Discussing Rice’s case while he was in custody, one psychologist estimated there was a seventy-two per cent chance that he would commit more crimes. Yet his parole hearing was ‘so distracted’ by protecting Rice’s human rights that it failed to appreciate the threat he posed to society – according to an official inquiry into the events.
Rice strangled and stabbed Naomi Bryant to death just days after they had met in Winchester, where he was living at a hostel. She was found under her bed by her fourteen-year-old daughter Hannah.
The official enquiry later confirmed that Rice was too dangerous to have been released into the community. In May 2006, the Chief Inspector of Probation at the
time, Andrew Bridges, found that there had been ‘substantial mistakes and misjudgements’ by the probation, parole and prison services in his supervision after his release, and that he should never have been released in the first place.
In its assessment before Rice’s release, for example, the Parole Board had concluded that he presented only a ‘minimal risk’. They pointed out that a decision in 2001 to move him to an open prison created a ‘momentum towards release’. But the enquiry found that the Board’s final decision to free him ‘gave insufficient weight to the underlying nature of his risk of harm to others’.
Underlining how poor the supervision of Rice was during his period of release on licence is the fact that, four months before Naomi Bryant’s murder, he slipped out of the hostel he was living in one night and assaulted a woman with a brick in Southampton.
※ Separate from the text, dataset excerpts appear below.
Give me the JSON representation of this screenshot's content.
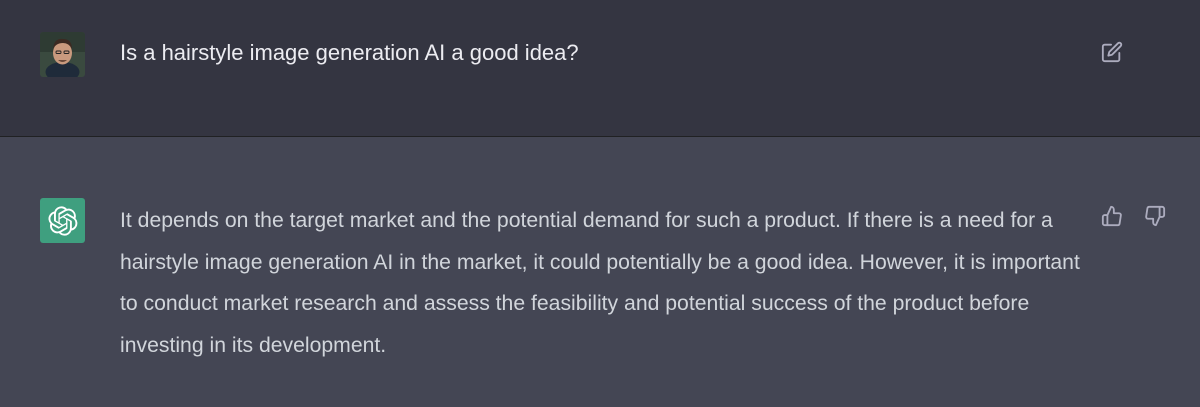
{
  "conversation": {
    "user_message": {
      "avatar": "user-profile-photo",
      "text": "Is a hairstyle image generation AI a good idea?",
      "edit_icon": "edit-icon"
    },
    "assistant_message": {
      "avatar": "openai-logo-icon",
      "text": "It depends on the target market and the potential demand for such a product. If there is a need for a hairstyle image generation AI in the market, it could potentially be a good idea. However, it is important to conduct market research and assess the feasibility and potential success of the product before investing in its development.",
      "feedback_icons": [
        "thumbs-up-icon",
        "thumbs-down-icon"
      ]
    }
  },
  "colors": {
    "user_bg": "#343541",
    "assistant_bg": "#444654",
    "assistant_avatar_bg": "#3f9f7f",
    "user_text": "#ececf1",
    "assistant_text": "#d1d5db",
    "icon_color": "#acacbe"
  }
}
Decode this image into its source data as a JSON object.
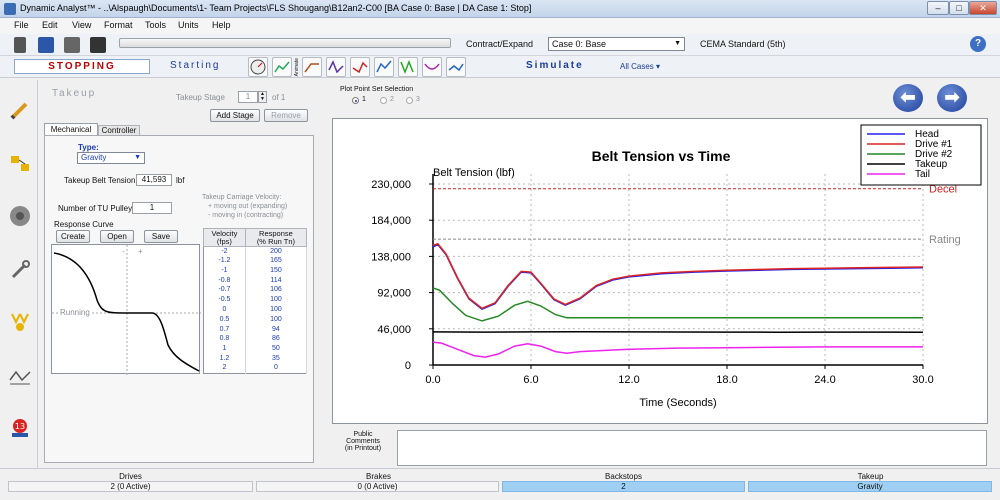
{
  "window": {
    "title": "Dynamic Analyst™ - ..\\Alspaugh\\Documents\\1- Team Projects\\FLS Shougang\\B12an2-C00 [BA Case 0: Base | DA Case 1: Stop]",
    "min": "–",
    "max": "□",
    "close": "✕"
  },
  "menu": [
    "File",
    "Edit",
    "View",
    "Format",
    "Tools",
    "Units",
    "Help"
  ],
  "toolbar": {
    "contract_expand": "Contract/Expand",
    "case_select": "Case 0: Base",
    "standard": "CEMA Standard (5th)",
    "help": "?"
  },
  "modebar": {
    "stopping": "STOPPING",
    "starting": "Starting",
    "simulate": "Simulate",
    "all_cases": "All Cases ▾",
    "tools": [
      "Animate",
      "Tension",
      "Speed",
      "Power",
      "Torque",
      "Slip",
      "Takeup",
      "Sag"
    ]
  },
  "takeup": {
    "title": "Takeup",
    "stage_label": "Takeup Stage",
    "stage_value": "1",
    "stage_of": "of 1",
    "add_stage": "Add Stage",
    "remove": "Remove",
    "tabs": [
      "Mechanical",
      "Controller"
    ],
    "type_label": "Type:",
    "type_value": "Gravity",
    "belt_tension_label": "Takeup Belt Tension",
    "belt_tension_value": "41,593",
    "belt_tension_unit": "lbf",
    "pulleys_label": "Number of TU Pulleys",
    "pulleys_value": "1",
    "carriage_title": "Takeup Carriage Velocity:",
    "carriage_plus": "+  moving out (expanding)",
    "carriage_minus": "-   moving in (contracting)",
    "response_curve": "Response Curve",
    "create": "Create",
    "open": "Open",
    "save": "Save",
    "curve_minus": "-",
    "curve_plus": "+",
    "running": "Running",
    "table_headers": [
      "Velocity\n(fps)",
      "Response\n(% Run Tn)"
    ],
    "table_rows": [
      [
        "-2",
        "200"
      ],
      [
        "-1.2",
        "165"
      ],
      [
        "-1",
        "150"
      ],
      [
        "-0.8",
        "114"
      ],
      [
        "-0.7",
        "106"
      ],
      [
        "-0.5",
        "100"
      ],
      [
        "0",
        "100"
      ],
      [
        "0.5",
        "100"
      ],
      [
        "0.7",
        "94"
      ],
      [
        "0.8",
        "86"
      ],
      [
        "1",
        "50"
      ],
      [
        "1.2",
        "35"
      ],
      [
        "2",
        "0"
      ]
    ]
  },
  "plotpoint": {
    "label": "Plot Point Set Selection",
    "options": [
      "1",
      "2",
      "3"
    ]
  },
  "comments": {
    "label": "Public Comments\n(in Printout)"
  },
  "status": [
    {
      "head": "Drives",
      "value": "2 (0 Active)"
    },
    {
      "head": "Brakes",
      "value": "0 (0 Active)"
    },
    {
      "head": "Backstops",
      "value": "2"
    },
    {
      "head": "Takeup",
      "value": "Gravity"
    }
  ],
  "chart_data": {
    "type": "line",
    "title": "Belt Tension vs Time",
    "ylabel": "Belt Tension (lbf)",
    "xlabel": "Time (Seconds)",
    "xlim": [
      0,
      30
    ],
    "ylim": [
      0,
      230000
    ],
    "xticks": [
      "0.0",
      "6.0",
      "12.0",
      "18.0",
      "24.0",
      "30.0"
    ],
    "yticks": [
      "0",
      "46,000",
      "92,000",
      "138,000",
      "184,000",
      "230,000"
    ],
    "grid": true,
    "legend": "top-right",
    "reference_lines": [
      {
        "name": "Decel",
        "y": 224000,
        "color": "#cc2222"
      },
      {
        "name": "Rating",
        "y": 160000,
        "color": "#888888"
      }
    ],
    "series": [
      {
        "name": "Head",
        "color": "#2222ee",
        "x": [
          0,
          0.3,
          0.8,
          1.5,
          2.2,
          3,
          3.8,
          4.6,
          5.4,
          6,
          6.6,
          7.4,
          8.1,
          9,
          10,
          11,
          12,
          14,
          16,
          18,
          20,
          22,
          24,
          26,
          28,
          30
        ],
        "y": [
          150000,
          153000,
          140000,
          110000,
          84000,
          71000,
          78000,
          100000,
          118000,
          117000,
          103000,
          83000,
          76000,
          84000,
          100000,
          108000,
          112000,
          116000,
          118000,
          119500,
          120500,
          121500,
          122000,
          122500,
          123000,
          123500
        ]
      },
      {
        "name": "Drive #1",
        "color": "#dd2222",
        "x": [
          0,
          0.3,
          0.8,
          1.5,
          2.2,
          3,
          3.8,
          4.6,
          5.4,
          6,
          6.6,
          7.4,
          8.1,
          9,
          10,
          11,
          12,
          14,
          16,
          18,
          20,
          22,
          24,
          26,
          28,
          30
        ],
        "y": [
          152000,
          154000,
          141000,
          111000,
          85000,
          72000,
          79000,
          101000,
          119000,
          118000,
          104000,
          84000,
          77000,
          85000,
          101000,
          109000,
          113000,
          117000,
          119000,
          120500,
          121500,
          122500,
          123000,
          123500,
          124000,
          124500
        ]
      },
      {
        "name": "Drive #2",
        "color": "#228822",
        "x": [
          0,
          0.4,
          1.2,
          2,
          3,
          4,
          5,
          5.8,
          6.6,
          7.5,
          8.2,
          9,
          12,
          15,
          18,
          21,
          24,
          27,
          30
        ],
        "y": [
          98000,
          95000,
          78000,
          63000,
          56000,
          62000,
          76000,
          81000,
          75000,
          64000,
          60000,
          60000,
          60000,
          60000,
          60000,
          60000,
          60000,
          60000,
          60000
        ]
      },
      {
        "name": "Takeup",
        "color": "#000000",
        "x": [
          0,
          3,
          6,
          9,
          12,
          15,
          18,
          21,
          24,
          27,
          30
        ],
        "y": [
          42000,
          41800,
          42000,
          42200,
          42000,
          41900,
          41800,
          41700,
          41800,
          41800,
          41700
        ]
      },
      {
        "name": "Tail",
        "color": "#ee22ee",
        "x": [
          0,
          0.5,
          1.5,
          2.5,
          3.2,
          4,
          5,
          5.8,
          6.6,
          7.5,
          8.2,
          9,
          12,
          15,
          18,
          21,
          24,
          27,
          30
        ],
        "y": [
          29000,
          28000,
          20000,
          12000,
          10000,
          14000,
          24000,
          27000,
          24000,
          17000,
          15000,
          17000,
          20000,
          21500,
          22000,
          22500,
          23000,
          23000,
          23000
        ]
      }
    ]
  }
}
The enquiry noted, ‘Rice later reported that he expected the police to call … but when they did not, he started to feel that he could do anything and get away with it.’
Every bit as tellingly, the enquiry also concluded that the Board had received ‘over optimistic’ reports of Rice’s progress under treatment and did not have a full picture of his previous crimes. That is the point in the Dix and Rice cases – the Parole Board’s lack of knowledge of, or interest in, the crimes for which the prisoners they were considering for release were found guilty in the first place.
As Professor Andrew Coyle, a former prison governor and leading academic in this area, put it to me, ‘The Parole Board tend only to look at an individual’s change while he is a prisoner, and the acceptability of his or her release – they do not consider the original crimes.’
The deaths of Hazel Langford and Naomi Bryant certainly suggest that the Board should look into the nature of the original crimes committed by the prisoners before them – and do so with very considerable care indeed. Both women might still be alive had that been the case.